Затем, когда все закончилось, пора было возвращаться домой. Подумав, что в таком виде его лицо выглядит более симпатичным, Макс решил не смывать грим. Паризи, извинившись, сказал, что не сможет отвезти его обратно, и, поскольку дождь прекратился, Макс пошел пешком. По Гренельскому мосту он добрался до Лебединой аллеи, этого спинного хребта реки, с равномерно чередующимися скамейками и деревьями, вдоль которого он проследовал до моста Бир-Хаким, а взобравшись на него, попал на станцию Пасси. Его план состоял в том, чтобы, сев в метро на 6-й линии, оказаться на Этуаль, там сделать пересадку и доехать до своей станции Барбес. Станция Пасси производит очень приятное впечатление, можно сказать, она очень просторная, даже шикарная, и над ней, подобно флагманским кораблям, нависают громады многоэтажных домов, такие красивые, что кажутся необитаемыми и попросту нарисованными.
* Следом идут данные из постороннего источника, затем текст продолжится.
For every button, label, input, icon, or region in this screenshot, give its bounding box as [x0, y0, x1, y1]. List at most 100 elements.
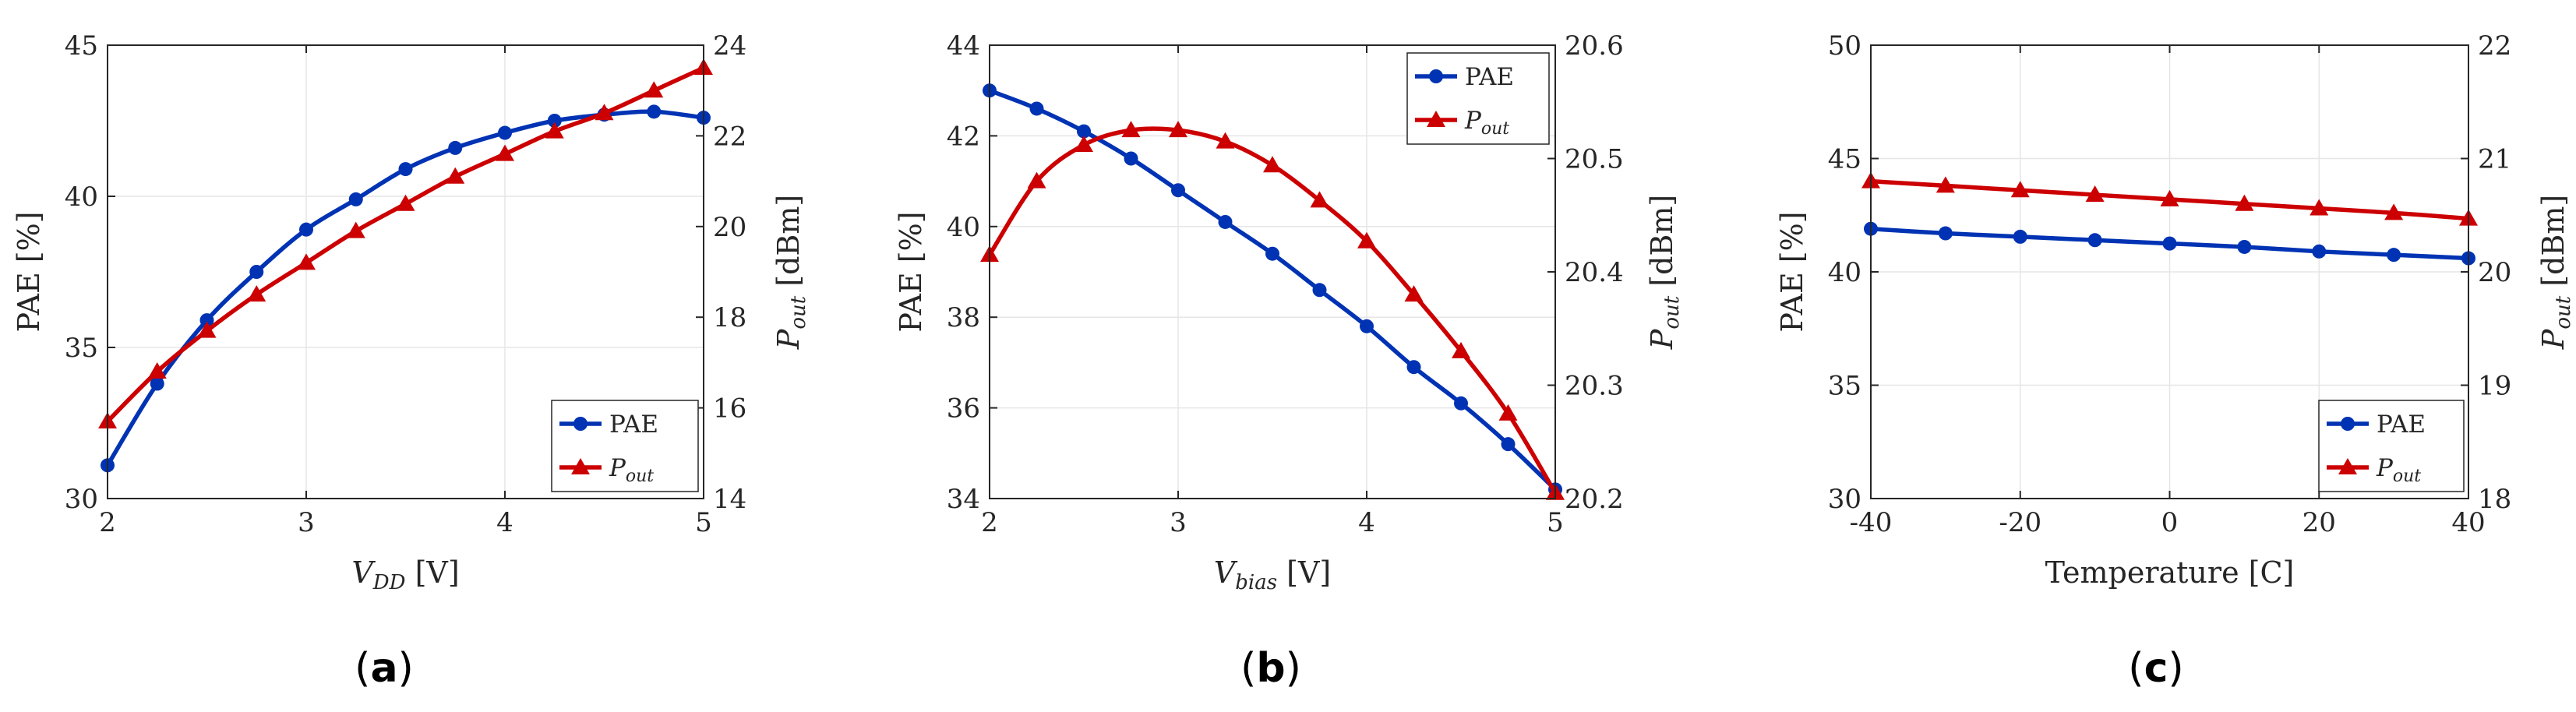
data-point	[2087, 233, 2102, 248]
y-left-tick-label: 44	[947, 30, 980, 62]
y-right-axis-label: Pout [dBm]	[2536, 195, 2575, 350]
data-point	[647, 104, 662, 119]
data-point	[1312, 283, 1327, 298]
data-point	[1501, 437, 1516, 452]
data-point	[1124, 151, 1138, 166]
data-point	[1454, 396, 1468, 411]
legend-item-pae: PAE	[559, 411, 658, 439]
legend-label-main: P	[2376, 454, 2394, 482]
x-tick-label: 5	[695, 507, 712, 538]
y-right-tick-label: 20	[713, 212, 746, 243]
chart-panel-c: -40 -20 0 20 40 30 35 40 45 50 18 19 20 21 22 Temperatu…	[1775, 30, 2575, 692]
data-point	[448, 140, 463, 155]
x-tick-label: 5	[1547, 507, 1564, 538]
panel-label-letter: a	[370, 645, 397, 692]
x-axis-label: VDD [V]	[351, 555, 459, 594]
y-left-tick-label: 36	[947, 393, 980, 425]
y-left-tick-label: 40	[1828, 257, 1861, 288]
legend-item-pout: Pout	[559, 454, 654, 486]
y-left-tick-label: 40	[947, 212, 980, 243]
data-point	[1216, 132, 1235, 149]
y-right-tick-label: 20.6	[1565, 30, 1624, 62]
data-point	[644, 81, 664, 98]
data-point	[595, 104, 614, 121]
x-tick-label: 3	[298, 507, 315, 538]
legend-label-main: P	[1464, 107, 1482, 135]
panel-label: (a)	[355, 645, 414, 692]
data-point	[545, 122, 564, 139]
legend-label: PAE	[2377, 411, 2426, 439]
y-right-tick-label: 20.2	[1565, 484, 1624, 515]
y-left-tick-label: 45	[65, 30, 98, 62]
data-point	[348, 192, 363, 206]
panel-label-open: (	[355, 645, 370, 692]
y-left-tick-label: 45	[1828, 144, 1861, 175]
y-right-tick-label: 22	[2478, 30, 2511, 62]
chart-panel-b: 2 3 4 534363840424420.220.320.420.520.6Vbia…	[894, 30, 1684, 692]
data-point	[1357, 231, 1376, 248]
data-point	[547, 114, 562, 128]
x-tick-label: 4	[1358, 507, 1375, 538]
y-left-tick-label: 30	[1828, 484, 1861, 515]
legend-marker	[2341, 417, 2355, 431]
data-point	[446, 167, 465, 184]
legend-marker	[2338, 458, 2357, 474]
legend: PAE Pout	[551, 400, 699, 492]
legend-label: PAE	[609, 411, 658, 439]
axes-frame	[107, 44, 704, 499]
y-right-tick-label: 21	[2478, 144, 2511, 175]
y-right-tick-label: 24	[713, 30, 746, 62]
y-right-tick-label: 18	[2478, 484, 2511, 515]
y-right-axis-label-unit: [dBm]	[1645, 195, 1679, 296]
panel-label-close: )	[1286, 645, 1301, 692]
data-point	[2013, 229, 2027, 244]
y-right-axis-label: Pout [dBm]	[771, 195, 810, 350]
y-right-axis-label-main: P	[2536, 328, 2571, 350]
x-tick-label: -40	[1850, 507, 1893, 538]
data-point	[199, 313, 214, 328]
legend-label: Pout	[1464, 107, 1509, 139]
x-axis-label-sub: bias	[1235, 571, 1277, 594]
legend-marker	[571, 458, 590, 474]
data-point	[1075, 136, 1093, 153]
legend-item-pae: PAE	[1415, 63, 1514, 91]
y-right-tick-label: 19	[2478, 371, 2511, 402]
data-point	[498, 125, 512, 140]
data-point	[297, 253, 316, 270]
data-point	[1077, 124, 1091, 139]
data-point	[1936, 176, 1955, 193]
legend-label: Pout	[609, 454, 654, 486]
data-point	[1169, 121, 1187, 138]
data-point	[1171, 183, 1185, 198]
legend-label-sub: out	[1481, 119, 1509, 139]
legend-item-pout: Pout	[2327, 454, 2421, 486]
panel-label-open: (	[1240, 645, 1256, 692]
data-point	[247, 285, 266, 302]
data-point	[1027, 171, 1046, 189]
data-point	[1498, 404, 1518, 421]
data-point	[197, 321, 217, 338]
data-point	[249, 265, 264, 279]
x-axis-label-sub: DD	[372, 571, 406, 594]
x-axis-label-unit: [V]	[1277, 555, 1331, 590]
legend-label: PAE	[1465, 63, 1514, 91]
panel-label-close: )	[398, 645, 414, 692]
x-axis-label-main: V	[351, 555, 376, 590]
data-point	[396, 194, 415, 211]
y-left-tick-label: 50	[1828, 30, 1861, 62]
data-point	[2162, 236, 2177, 251]
x-tick-label: 2	[99, 507, 116, 538]
x-tick-label: 3	[1170, 507, 1187, 538]
panel-label-close: )	[2168, 645, 2183, 692]
y-right-tick-label: 22	[713, 121, 746, 152]
data-point	[2384, 203, 2404, 220]
data-point	[1265, 246, 1279, 261]
data-point	[346, 221, 365, 238]
y-left-tick-label: 34	[947, 484, 980, 515]
legend-label-sub: out	[2393, 467, 2421, 486]
legend-marker	[573, 417, 588, 431]
data-point	[398, 162, 413, 177]
panel-label-open: (	[2128, 645, 2144, 692]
В ожидании поезда Макс спокойно стоял на платформе. Когда подошедший поезд выгрузил одних пассажиров и принял других, на противоположной стороне остановился другой состав, идущий в обратном направлении, в сторону Насьон. Как и предыдущий, он сначала опустел, потом вновь наполнился. Макс зашел в вагон и встал возле застекленной двери — и кого же он увидел, или решил, что увидел, в стоящем рядом поезде? Конечно, Розу.
Розу, одетую в темно-серый костюм и светло-бежевый, несколько помятый летний плащ из поплина, стянутый ремнем на поясе. Макс не помнил, чтобы она когда-нибудь так одевалась, но, если не считать одежды, за истекшие тридцать лет она почти не изменилась.